Deutschlandweites Kernabi? Warum denn nicht!
Deine Thesen provozieren mich. 🙂 … zu einer Antwort. (Danke für die Erinnerung über twitter)
ad 1: ja, das wäre sexy, das wäre bundesweit einend. Bundesabi wäre landauf-landab DAS Thema. Vielleicht führte das wirklich dazu, dass man durch diesen Kernabi-Tag stärker auf die gemeinsame Verantwortung schaut. Es wäre ein Mega-Instrument über das wir über Bildungsziele und Inhalte sprechen würden.
ad 2: das wäre doch gar nicht so schlecht, mit diesem „kleinen“ Bypass anzufangen. Dann kann man in den Ländern weiter-fuddeln, muss sich aber zugleich auf das gemeinsame einlassen.

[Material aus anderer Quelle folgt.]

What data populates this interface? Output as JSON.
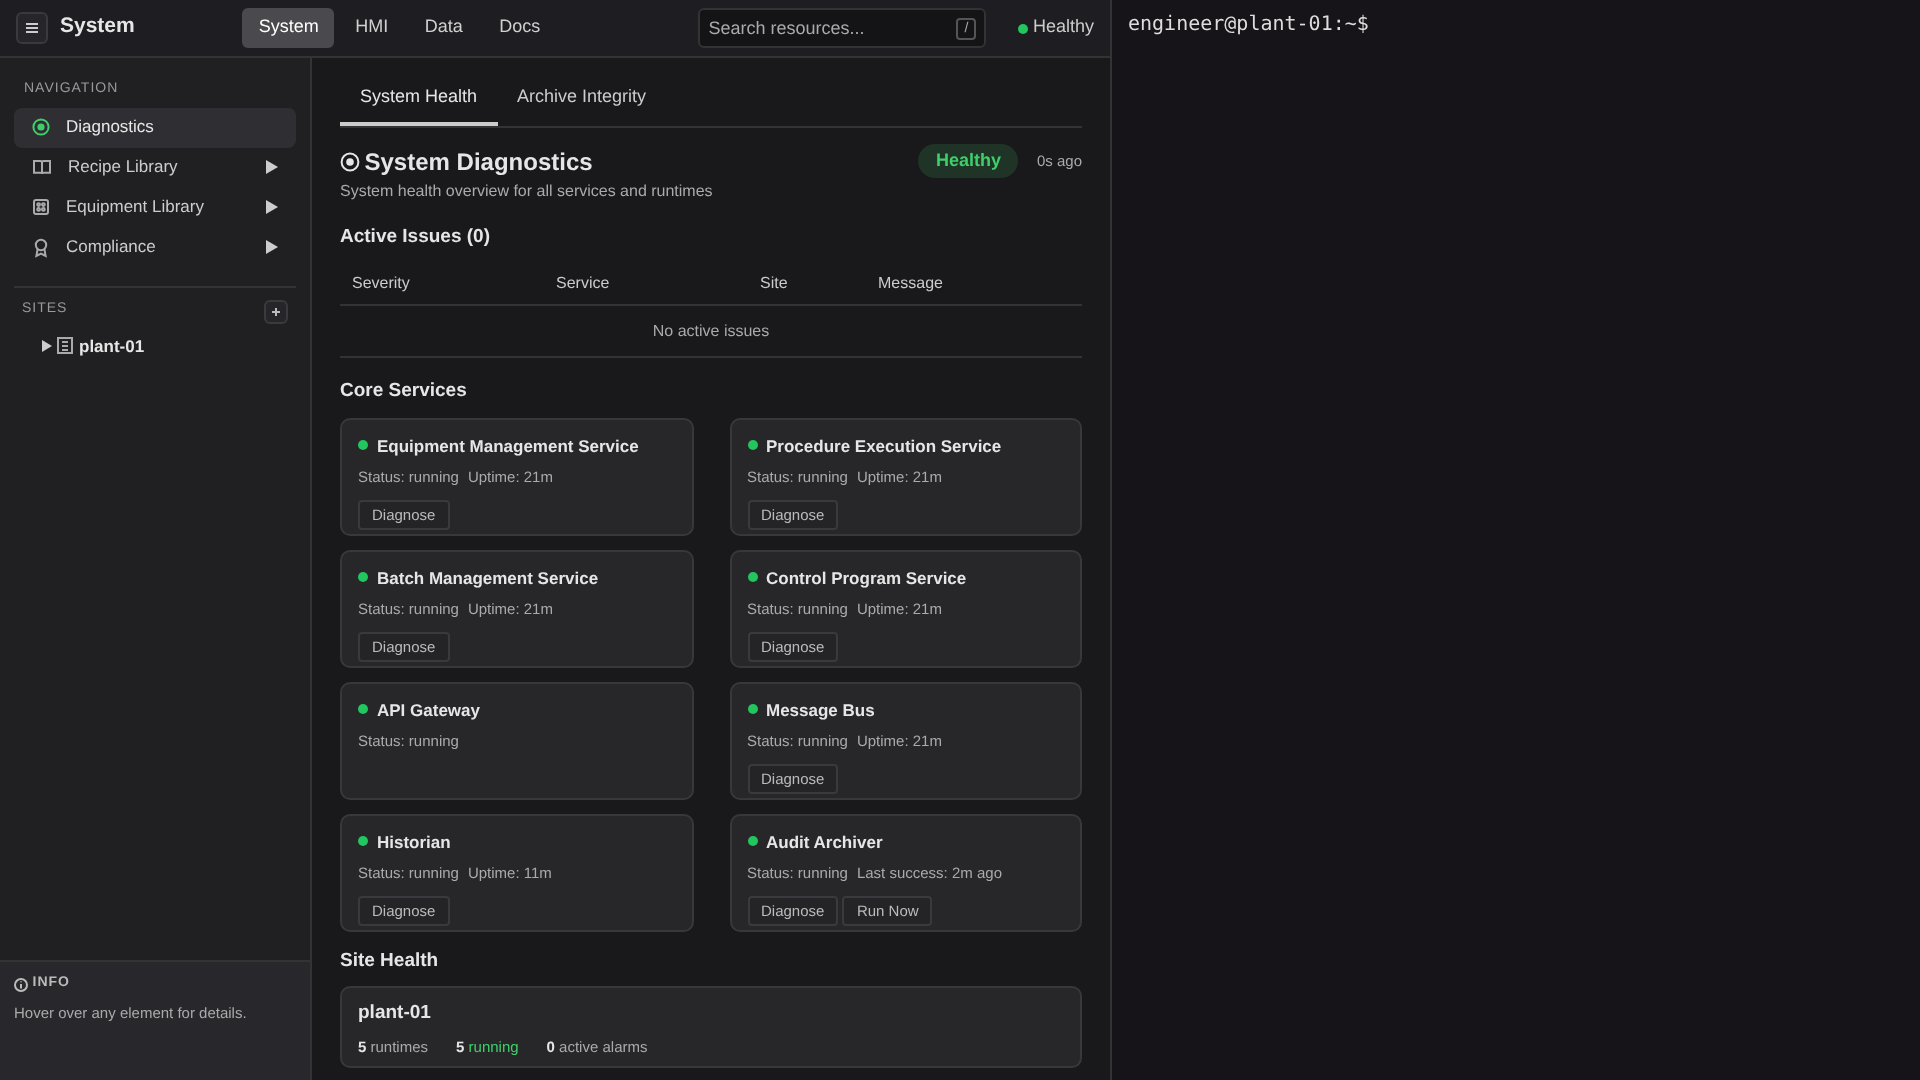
{
  "app": {
    "title": "System",
    "nav_tabs": [
      {
        "label": "System",
        "selected": true
      },
      {
        "label": "HMI",
        "selected": false
      },
      {
        "label": "Data",
        "selected": false
      },
      {
        "label": "Docs",
        "selected": false
      }
    ],
    "search": {
      "placeholder": "Search resources...",
      "shortcut": "/"
    },
    "health": {
      "label": "Healthy",
      "color": "#22c55e"
    }
  },
  "sidebar": {
    "section_title": "NAVIGATION",
    "items": [
      {
        "label": "Diagnostics",
        "kind": "target",
        "selected": true,
        "submenu": false
      },
      {
        "label": "Recipe Library",
        "kind": "book",
        "selected": false,
        "submenu": true
      },
      {
        "label": "Equipment Library",
        "kind": "equipment",
        "selected": false,
        "submenu": true
      },
      {
        "label": "Compliance",
        "kind": "award",
        "selected": false,
        "submenu": true
      }
    ],
    "sites_title": "SITES",
    "sites": [
      {
        "label": "plant-01",
        "expanded": false
      }
    ],
    "info": {
      "title": "INFO",
      "text": "Hover over any element for details."
    }
  },
  "main": {
    "tabs": [
      {
        "label": "System Health",
        "selected": true
      },
      {
        "label": "Archive Integrity",
        "selected": false
      }
    ],
    "title": "System Diagnostics",
    "subtitle": "System health overview for all services and runtimes",
    "status": "Healthy",
    "updated": "0s ago",
    "issues": {
      "title": "Active Issues (0)",
      "columns": [
        "Severity",
        "Service",
        "Site",
        "Message"
      ],
      "empty": "No active issues"
    },
    "services_title": "Core Services",
    "services": [
      {
        "name": "Equipment Management Service",
        "color": "#22c55e",
        "details": [
          "Status: running",
          "Uptime: 21m"
        ],
        "buttons": [
          "Diagnose"
        ]
      },
      {
        "name": "Procedure Execution Service",
        "color": "#22c55e",
        "details": [
          "Status: running",
          "Uptime: 21m"
        ],
        "buttons": [
          "Diagnose"
        ]
      },
      {
        "name": "Batch Management Service",
        "color": "#22c55e",
        "details": [
          "Status: running",
          "Uptime: 21m"
        ],
        "buttons": [
          "Diagnose"
        ]
      },
      {
        "name": "Control Program Service",
        "color": "#22c55e",
        "details": [
          "Status: running",
          "Uptime: 21m"
        ],
        "buttons": [
          "Diagnose"
        ]
      },
      {
        "name": "API Gateway",
        "color": "#22c55e",
        "details": [
          "Status: running"
        ]
      },
      {
        "name": "Message Bus",
        "color": "#22c55e",
        "details": [
          "Status: running",
          "Uptime: 21m"
        ],
        "buttons": [
          "Diagnose"
        ]
      },
      {
        "name": "Historian",
        "color": "#22c55e",
        "details": [
          "Status: running",
          "Uptime: 11m"
        ],
        "buttons": [
          "Diagnose"
        ]
      },
      {
        "name": "Audit Archiver",
        "color": "#22c55e",
        "details": [
          "Status: running",
          "Last success: 2m ago"
        ],
        "buttons": [
          "Diagnose",
          "Run Now"
        ]
      }
    ],
    "site_health_title": "Site Health",
    "sites": [
      {
        "name": "plant-01",
        "stats": [
          {
            "text": "**5** runtimes",
            "kind": "plain"
          },
          {
            "text": "**5** running",
            "kind": "good"
          },
          {
            "text": "**0** active alarms",
            "kind": "plain"
          }
        ]
      }
    ]
  },
  "terminal": {
    "prompt": "engineer@plant-01:~$"
  }
}
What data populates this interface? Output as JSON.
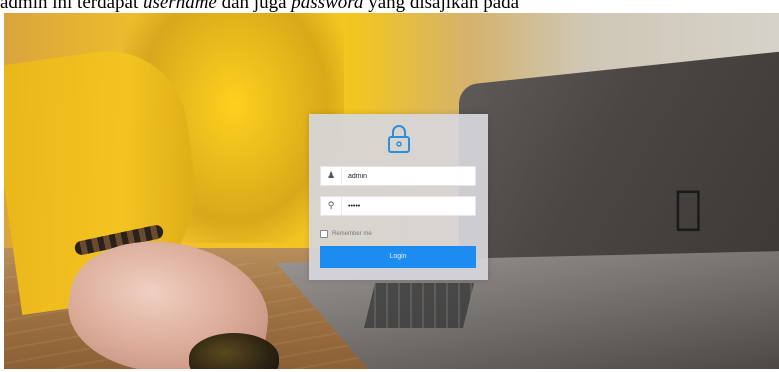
{
  "document": {
    "text_before": "admin ini terdapat ",
    "italic_1": "username",
    "text_middle": " dan juga ",
    "italic_2": "password",
    "text_after": " yang disajikan pada"
  },
  "login": {
    "username_value": "admin",
    "password_value": "•••••",
    "remember_label": "Remember me",
    "login_button": "Login",
    "icons": {
      "lock": "lock-icon",
      "user": "user-icon",
      "key": "key-icon",
      "apple": "apple-logo-icon"
    },
    "colors": {
      "button": "#1d8cf0",
      "lock": "#2e8fd8",
      "card": "#d6d6dc"
    }
  }
}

ad 3: darum geht es in diesem Projekt überhaupt nicht. Sicher: hier würden dann einige Gelder hineinfließen. Gleichzeitig ist für die Förderung der Leseschwachen, der „Schulverlierer“ an den weiterführenden Schulen, für die Schulabbrecher immer noch genug Geld da. nein, sagen wir besser: es „wäre“ genug Geld da, wenn man die Prioritäten anders setzte.
Und was würde ich den Kritiker sagen,die Angst vor einem Testinstrument hätten?
wenn das Kernabi so käme, bliebe immer noch genug Spielraum für landes-, schul- und lehrereigene Vorgehen und Bewertungen übrig. Klar, hier kann dann aus testtheoretischen Gründen wohl nur angekreutzt werden. Aber so-what? – die gewünschten und vielleicht auch notwendigen Grauzonen der Bewertung könnten doch in den ganzen anderen Prüfungen weiter aufrecht erhalten werden! es geht um 10% der Abschlussnote.
(Ein Traum übrigens Frankreich, die am ersten Prüfungstag zum Zentralabitur landesweit über die Themen (!) in PHILOSOPHIE sprechen… Traumhaft.)
Es wäre -ein- kleiner Schritt hin zu mehr Bildungsgerechtigkeit im Land.
leider kann ich nachher nicht anrufen. man muss ja auch mal arbeiten. Gutes Gelingen.
Ein wenig Föderalismus hat eigentlich sehr viele positive Seiten. Eine stetige Angleichung tötet auf lange Sicht eine eigene Bildungsvielfalt.